Cloud Functions generations (1st vs 2nd) in GCP - Performance Comparison
We want to understand how the time to run Cloud Functions changes as we increase the number of function calls.
Specifically, we compare the first and second generation Cloud Functions to see how their execution scales.
Analyze the time complexity of invoking multiple Cloud Functions in sequence.
// Pseudocode for invoking Cloud Functions
for (let i = 0; i < n; i++) {
callCloudFunction();
}
This sequence calls a Cloud Function n times, one after another.
Identify the API calls, resource provisioning, data transfers that repeat.

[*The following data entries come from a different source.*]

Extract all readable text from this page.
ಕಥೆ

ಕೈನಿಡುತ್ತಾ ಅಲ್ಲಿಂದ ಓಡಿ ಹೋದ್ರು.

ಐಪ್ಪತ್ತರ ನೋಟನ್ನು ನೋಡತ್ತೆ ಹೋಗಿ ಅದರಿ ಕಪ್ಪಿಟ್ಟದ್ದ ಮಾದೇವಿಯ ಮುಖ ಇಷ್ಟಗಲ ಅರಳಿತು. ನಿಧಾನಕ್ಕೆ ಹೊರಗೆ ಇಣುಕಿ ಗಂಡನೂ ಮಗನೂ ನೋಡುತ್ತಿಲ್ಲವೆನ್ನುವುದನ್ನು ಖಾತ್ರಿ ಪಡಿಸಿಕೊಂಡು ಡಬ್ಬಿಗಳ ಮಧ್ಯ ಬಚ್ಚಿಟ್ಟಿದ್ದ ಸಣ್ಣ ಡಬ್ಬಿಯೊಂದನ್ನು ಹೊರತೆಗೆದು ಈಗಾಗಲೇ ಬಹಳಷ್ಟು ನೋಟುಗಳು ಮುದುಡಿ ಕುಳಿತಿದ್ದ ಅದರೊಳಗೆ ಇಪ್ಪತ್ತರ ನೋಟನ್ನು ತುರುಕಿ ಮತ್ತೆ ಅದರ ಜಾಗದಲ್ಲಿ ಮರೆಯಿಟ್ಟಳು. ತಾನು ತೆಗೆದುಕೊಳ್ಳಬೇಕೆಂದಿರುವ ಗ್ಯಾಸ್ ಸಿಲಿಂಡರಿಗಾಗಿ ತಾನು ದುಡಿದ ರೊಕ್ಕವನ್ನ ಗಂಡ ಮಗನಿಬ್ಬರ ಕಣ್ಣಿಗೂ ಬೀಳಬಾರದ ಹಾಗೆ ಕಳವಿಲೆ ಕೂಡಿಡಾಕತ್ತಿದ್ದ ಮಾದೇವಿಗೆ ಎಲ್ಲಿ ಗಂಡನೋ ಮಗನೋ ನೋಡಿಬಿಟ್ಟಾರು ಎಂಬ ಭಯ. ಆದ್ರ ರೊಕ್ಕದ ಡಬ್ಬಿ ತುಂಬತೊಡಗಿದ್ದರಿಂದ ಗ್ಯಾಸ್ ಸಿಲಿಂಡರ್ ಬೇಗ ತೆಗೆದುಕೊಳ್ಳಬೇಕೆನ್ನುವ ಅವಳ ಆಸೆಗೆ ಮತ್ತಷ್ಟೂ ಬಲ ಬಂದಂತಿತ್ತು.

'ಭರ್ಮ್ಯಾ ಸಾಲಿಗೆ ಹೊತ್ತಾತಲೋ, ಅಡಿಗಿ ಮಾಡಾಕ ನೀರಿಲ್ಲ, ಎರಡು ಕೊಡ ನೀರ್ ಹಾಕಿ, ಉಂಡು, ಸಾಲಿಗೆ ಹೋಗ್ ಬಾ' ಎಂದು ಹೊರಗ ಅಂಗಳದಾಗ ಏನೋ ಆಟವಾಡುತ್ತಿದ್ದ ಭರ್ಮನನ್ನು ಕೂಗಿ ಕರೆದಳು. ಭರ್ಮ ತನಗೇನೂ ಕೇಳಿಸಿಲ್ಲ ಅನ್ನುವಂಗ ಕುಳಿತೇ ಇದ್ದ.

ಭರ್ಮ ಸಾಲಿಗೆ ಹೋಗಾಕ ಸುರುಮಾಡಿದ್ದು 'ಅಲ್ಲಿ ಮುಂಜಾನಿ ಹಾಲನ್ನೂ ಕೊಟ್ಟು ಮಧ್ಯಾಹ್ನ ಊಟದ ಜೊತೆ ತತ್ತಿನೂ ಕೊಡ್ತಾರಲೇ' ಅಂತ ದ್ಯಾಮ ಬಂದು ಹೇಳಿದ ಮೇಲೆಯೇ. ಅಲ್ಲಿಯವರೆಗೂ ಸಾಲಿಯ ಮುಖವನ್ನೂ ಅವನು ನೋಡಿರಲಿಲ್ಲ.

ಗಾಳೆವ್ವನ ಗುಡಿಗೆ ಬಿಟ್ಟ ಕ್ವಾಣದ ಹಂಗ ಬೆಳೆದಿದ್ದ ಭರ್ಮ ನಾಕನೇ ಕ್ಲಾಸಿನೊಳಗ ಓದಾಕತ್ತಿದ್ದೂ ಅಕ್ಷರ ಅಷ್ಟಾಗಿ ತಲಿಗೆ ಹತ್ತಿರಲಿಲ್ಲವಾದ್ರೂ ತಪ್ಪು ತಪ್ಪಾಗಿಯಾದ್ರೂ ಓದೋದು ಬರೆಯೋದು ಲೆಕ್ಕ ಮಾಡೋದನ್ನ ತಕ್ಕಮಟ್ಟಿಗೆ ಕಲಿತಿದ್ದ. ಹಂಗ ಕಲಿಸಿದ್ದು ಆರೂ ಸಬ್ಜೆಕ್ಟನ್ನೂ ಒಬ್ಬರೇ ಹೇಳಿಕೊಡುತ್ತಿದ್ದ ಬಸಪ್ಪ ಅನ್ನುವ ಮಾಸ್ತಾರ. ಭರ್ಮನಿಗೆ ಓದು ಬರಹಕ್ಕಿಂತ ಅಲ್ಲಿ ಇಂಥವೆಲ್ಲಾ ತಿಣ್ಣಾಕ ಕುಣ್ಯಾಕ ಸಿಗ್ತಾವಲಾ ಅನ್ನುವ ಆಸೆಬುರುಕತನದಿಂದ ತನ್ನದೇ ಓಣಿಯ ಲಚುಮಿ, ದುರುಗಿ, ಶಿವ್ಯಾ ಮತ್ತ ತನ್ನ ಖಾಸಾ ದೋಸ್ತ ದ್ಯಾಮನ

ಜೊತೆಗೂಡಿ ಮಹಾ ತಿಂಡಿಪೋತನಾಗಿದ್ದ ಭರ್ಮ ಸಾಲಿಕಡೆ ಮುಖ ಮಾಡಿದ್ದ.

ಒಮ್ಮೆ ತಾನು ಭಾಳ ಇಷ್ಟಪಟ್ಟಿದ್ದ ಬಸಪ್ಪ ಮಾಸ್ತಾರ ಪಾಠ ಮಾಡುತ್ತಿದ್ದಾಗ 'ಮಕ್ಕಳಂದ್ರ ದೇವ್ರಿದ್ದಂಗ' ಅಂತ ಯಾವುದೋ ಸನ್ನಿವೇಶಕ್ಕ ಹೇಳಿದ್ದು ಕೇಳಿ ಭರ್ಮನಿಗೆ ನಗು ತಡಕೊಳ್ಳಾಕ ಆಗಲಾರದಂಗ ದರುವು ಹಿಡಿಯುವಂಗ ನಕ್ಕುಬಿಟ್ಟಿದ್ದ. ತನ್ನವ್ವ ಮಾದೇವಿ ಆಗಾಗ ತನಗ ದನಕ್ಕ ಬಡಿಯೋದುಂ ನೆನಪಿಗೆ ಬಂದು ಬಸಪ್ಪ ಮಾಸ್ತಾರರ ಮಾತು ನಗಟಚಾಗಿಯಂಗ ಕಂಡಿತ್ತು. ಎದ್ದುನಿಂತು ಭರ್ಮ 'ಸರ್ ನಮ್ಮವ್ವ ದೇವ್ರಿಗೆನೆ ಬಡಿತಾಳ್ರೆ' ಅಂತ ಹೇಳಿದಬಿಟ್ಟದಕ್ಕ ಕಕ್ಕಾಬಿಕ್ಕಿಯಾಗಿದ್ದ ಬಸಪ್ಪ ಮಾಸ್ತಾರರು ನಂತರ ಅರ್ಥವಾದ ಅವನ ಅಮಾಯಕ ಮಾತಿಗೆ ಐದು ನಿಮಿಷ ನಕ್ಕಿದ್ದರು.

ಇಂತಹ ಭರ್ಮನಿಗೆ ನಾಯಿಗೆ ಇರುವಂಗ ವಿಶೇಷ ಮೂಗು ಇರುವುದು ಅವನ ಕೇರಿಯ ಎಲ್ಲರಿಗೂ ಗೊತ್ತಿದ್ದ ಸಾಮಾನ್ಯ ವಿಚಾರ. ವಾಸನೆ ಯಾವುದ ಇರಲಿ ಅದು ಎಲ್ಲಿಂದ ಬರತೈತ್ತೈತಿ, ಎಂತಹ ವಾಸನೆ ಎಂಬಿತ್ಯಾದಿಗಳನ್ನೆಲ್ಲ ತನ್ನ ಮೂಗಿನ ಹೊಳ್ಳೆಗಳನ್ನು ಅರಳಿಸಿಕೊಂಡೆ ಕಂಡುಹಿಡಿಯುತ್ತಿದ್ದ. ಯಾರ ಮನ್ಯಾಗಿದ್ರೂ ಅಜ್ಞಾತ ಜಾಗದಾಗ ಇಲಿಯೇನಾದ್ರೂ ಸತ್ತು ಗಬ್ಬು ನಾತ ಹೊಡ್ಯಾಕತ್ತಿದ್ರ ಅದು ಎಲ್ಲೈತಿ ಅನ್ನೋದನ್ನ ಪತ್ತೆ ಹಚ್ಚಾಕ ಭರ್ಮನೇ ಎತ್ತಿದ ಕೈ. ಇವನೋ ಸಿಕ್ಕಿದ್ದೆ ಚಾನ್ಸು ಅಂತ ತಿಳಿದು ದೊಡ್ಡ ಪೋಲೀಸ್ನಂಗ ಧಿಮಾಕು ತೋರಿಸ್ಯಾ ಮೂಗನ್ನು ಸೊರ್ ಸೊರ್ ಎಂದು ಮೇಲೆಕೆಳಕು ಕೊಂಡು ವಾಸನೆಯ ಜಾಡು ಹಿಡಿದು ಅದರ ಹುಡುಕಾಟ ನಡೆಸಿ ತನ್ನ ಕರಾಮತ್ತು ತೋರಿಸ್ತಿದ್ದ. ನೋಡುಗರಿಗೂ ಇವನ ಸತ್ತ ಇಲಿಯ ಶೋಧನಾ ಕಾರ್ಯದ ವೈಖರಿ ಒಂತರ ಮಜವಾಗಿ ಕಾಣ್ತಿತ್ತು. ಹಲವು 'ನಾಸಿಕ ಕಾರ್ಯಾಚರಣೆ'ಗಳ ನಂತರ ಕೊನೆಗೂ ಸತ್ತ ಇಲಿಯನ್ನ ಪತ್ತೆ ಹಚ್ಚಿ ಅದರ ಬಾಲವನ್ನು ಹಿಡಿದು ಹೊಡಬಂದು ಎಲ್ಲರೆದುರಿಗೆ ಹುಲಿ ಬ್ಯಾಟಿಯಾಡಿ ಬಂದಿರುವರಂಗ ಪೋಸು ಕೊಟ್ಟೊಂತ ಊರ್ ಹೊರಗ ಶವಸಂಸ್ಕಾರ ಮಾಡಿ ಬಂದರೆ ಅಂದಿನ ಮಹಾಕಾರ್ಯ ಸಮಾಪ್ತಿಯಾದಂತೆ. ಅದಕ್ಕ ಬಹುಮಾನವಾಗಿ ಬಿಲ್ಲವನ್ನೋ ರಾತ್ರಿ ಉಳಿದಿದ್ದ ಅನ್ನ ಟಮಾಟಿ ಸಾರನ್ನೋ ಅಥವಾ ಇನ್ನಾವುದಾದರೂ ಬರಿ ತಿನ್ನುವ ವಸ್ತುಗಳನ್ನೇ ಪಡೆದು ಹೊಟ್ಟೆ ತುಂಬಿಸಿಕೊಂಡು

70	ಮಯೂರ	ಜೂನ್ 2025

- Primary operation: Calling the Cloud Function API to execute a function instance.
- How many times: Exactly n times, once per loop iteration.
Each function call happens one after another, so the total time grows as we add more calls.
| Input Size (n) | Approx. Api Calls/Operations |
|---|---|
| 10 | 10 calls |
| 100 | 100 calls |
| 1000 | 1000 calls |
Pattern observation: The number of calls grows directly with n, so time grows linearly.
Time Complexity: O(n)
This means if you double the number of function calls, the total execution time roughly doubles.
[X] Wrong: "Calling more functions at once will always take the same time as calling one."
[OK] Correct: Each function call uses resources and time, so more calls add up and take more total time.
Understanding how function calls add up helps you design systems that scale well and avoid surprises in performance.
"What if we changed to calling multiple functions in parallel instead of one after another? How would the time complexity change?"